12. The defendant Barnhart had his day in court when he demurred to the complaint, thereby interposing an answer which raised a question of law. Whether or not he should be permitted to answer will depend upon the discretion of the trial court to which the cause will be remanded. If such leave be granted, an answer may be filed controverting such actual notice, and if it be found that he was aware of the proceedings undertaken to sell the land, and made no effort to assert his rights, his interest in the premises by reason of the judgment lien should be barred.

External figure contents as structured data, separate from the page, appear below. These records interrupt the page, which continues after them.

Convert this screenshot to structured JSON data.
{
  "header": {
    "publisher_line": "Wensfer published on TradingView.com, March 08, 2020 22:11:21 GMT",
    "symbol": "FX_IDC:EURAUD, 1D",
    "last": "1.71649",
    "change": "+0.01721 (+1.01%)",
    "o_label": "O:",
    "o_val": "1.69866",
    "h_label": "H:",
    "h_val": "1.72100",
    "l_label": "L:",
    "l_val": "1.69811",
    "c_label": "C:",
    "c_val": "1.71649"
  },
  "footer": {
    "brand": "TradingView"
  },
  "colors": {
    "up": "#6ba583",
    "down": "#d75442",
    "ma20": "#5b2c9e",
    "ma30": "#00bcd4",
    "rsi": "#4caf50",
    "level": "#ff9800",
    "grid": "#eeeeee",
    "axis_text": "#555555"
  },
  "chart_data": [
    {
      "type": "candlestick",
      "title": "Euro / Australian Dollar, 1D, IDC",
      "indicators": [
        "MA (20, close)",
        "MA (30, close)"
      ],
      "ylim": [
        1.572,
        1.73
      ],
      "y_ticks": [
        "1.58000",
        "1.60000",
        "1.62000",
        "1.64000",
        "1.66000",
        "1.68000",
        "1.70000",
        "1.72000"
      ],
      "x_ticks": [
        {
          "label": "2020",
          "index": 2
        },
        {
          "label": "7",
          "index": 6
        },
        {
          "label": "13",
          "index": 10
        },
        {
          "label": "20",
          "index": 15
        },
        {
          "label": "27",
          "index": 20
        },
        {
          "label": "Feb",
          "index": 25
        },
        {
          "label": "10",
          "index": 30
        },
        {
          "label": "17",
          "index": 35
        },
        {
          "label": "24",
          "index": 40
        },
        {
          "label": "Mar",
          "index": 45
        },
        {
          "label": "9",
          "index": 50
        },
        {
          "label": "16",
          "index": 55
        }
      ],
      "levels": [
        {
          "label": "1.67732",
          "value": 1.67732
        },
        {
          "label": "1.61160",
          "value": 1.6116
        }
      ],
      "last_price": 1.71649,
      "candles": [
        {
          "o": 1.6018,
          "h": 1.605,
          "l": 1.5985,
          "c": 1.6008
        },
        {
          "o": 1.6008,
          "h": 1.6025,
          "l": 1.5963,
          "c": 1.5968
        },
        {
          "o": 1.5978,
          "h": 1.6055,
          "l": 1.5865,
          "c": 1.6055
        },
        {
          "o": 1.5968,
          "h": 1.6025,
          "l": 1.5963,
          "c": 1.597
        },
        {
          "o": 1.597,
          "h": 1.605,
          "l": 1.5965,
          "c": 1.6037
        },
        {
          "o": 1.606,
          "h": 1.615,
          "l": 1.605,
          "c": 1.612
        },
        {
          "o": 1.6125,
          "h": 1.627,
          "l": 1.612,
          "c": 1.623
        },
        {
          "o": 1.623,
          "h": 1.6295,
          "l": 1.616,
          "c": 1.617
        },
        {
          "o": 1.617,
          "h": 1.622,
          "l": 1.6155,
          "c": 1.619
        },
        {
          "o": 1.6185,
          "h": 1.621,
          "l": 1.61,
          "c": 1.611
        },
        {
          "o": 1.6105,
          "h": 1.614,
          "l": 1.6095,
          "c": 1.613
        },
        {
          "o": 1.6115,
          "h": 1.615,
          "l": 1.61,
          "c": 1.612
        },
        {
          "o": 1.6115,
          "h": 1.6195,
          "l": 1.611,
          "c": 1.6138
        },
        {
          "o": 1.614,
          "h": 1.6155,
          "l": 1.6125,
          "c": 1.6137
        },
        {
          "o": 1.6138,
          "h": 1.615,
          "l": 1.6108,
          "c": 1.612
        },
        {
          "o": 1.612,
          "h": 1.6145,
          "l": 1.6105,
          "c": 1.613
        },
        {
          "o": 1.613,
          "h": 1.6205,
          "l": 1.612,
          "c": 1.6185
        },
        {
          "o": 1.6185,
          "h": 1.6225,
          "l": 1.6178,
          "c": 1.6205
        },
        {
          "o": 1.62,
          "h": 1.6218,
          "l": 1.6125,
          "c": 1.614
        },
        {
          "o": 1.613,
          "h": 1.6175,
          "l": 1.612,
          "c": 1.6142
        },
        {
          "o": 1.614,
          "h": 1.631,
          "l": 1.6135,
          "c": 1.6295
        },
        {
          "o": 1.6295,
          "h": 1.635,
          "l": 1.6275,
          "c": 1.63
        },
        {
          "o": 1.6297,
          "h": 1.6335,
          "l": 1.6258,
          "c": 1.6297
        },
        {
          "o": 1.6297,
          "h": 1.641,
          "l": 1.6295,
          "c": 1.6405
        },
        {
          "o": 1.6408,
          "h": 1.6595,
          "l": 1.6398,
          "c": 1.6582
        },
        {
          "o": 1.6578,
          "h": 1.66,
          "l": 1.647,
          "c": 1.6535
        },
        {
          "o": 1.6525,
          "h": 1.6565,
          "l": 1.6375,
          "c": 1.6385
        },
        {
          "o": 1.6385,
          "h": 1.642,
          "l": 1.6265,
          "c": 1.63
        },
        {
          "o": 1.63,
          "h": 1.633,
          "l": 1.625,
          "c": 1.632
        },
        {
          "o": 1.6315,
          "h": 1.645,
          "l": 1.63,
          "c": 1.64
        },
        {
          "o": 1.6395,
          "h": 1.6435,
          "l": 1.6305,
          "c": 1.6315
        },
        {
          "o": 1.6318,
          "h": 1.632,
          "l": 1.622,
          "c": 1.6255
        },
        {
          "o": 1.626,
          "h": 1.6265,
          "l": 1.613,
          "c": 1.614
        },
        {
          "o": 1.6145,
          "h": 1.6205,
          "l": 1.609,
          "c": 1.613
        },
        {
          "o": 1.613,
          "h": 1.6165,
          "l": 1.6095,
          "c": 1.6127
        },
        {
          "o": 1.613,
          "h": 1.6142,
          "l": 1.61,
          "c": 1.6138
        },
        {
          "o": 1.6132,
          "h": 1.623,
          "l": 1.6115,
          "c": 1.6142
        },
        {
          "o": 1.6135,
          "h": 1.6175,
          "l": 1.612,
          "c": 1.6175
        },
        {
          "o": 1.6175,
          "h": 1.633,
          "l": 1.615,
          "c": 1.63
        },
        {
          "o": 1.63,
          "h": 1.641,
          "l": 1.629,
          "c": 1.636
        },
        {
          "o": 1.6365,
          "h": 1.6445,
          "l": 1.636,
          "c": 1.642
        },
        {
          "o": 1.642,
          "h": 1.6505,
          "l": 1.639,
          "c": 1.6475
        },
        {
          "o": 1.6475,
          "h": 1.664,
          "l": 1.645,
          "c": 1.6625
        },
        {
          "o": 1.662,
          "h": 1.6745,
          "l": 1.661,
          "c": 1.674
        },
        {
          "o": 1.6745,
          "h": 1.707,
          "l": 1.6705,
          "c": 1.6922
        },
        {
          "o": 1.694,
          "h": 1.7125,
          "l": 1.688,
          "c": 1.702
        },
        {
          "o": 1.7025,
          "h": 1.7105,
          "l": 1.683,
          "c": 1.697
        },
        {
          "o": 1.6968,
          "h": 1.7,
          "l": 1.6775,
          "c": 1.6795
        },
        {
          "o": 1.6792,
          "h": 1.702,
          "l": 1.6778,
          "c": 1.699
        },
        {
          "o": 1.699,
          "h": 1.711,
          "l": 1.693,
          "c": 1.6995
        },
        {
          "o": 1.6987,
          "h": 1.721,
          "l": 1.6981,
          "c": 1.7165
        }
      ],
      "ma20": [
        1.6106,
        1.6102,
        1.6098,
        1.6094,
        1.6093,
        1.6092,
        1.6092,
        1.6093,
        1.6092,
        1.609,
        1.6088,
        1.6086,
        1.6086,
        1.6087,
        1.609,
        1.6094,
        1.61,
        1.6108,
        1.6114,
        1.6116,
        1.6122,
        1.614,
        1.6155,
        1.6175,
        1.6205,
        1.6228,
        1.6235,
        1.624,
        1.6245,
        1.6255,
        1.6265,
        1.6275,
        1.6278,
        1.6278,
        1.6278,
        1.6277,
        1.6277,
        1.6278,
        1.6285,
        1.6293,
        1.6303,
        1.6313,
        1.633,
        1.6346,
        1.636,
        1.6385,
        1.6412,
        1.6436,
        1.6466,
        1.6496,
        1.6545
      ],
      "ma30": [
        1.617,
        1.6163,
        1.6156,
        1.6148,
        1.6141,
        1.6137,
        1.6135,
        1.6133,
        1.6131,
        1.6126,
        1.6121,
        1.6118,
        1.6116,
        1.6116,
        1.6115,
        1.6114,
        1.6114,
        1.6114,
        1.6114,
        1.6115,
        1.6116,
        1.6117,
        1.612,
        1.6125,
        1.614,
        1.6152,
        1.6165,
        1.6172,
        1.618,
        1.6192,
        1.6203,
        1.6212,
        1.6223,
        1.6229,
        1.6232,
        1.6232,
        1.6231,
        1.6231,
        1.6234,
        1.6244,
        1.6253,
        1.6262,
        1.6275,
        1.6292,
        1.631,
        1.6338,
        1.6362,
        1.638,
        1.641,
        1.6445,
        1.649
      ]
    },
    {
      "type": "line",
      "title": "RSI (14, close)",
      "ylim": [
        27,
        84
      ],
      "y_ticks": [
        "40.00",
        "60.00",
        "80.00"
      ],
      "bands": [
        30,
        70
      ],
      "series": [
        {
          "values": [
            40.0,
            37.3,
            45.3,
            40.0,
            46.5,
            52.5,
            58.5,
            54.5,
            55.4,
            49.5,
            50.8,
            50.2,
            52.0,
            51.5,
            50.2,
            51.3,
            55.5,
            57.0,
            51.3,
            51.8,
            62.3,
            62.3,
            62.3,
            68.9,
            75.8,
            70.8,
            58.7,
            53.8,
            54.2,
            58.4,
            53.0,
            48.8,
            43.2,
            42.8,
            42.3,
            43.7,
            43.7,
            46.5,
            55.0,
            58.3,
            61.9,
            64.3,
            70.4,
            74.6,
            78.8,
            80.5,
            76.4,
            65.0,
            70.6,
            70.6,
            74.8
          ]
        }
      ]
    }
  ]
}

13. If, however, the court should find he had no actual notice of these proceedings until after they were concluded, so that he could not have asserted and protected his rights, the lien of his judgment should be decreed against the interest Lena Yeaton had in the premises prior to the sale.
The former opinion will therefore be modified and the cause sent back for such further proceedings, relating to the defendant Barnhart, as may be necessary not inconsistent herewith.
Reversed.
Modified on Rehearing.
Mr. Justice Benson, Mr. Justice Burnett and Mr. Justice Harris concur.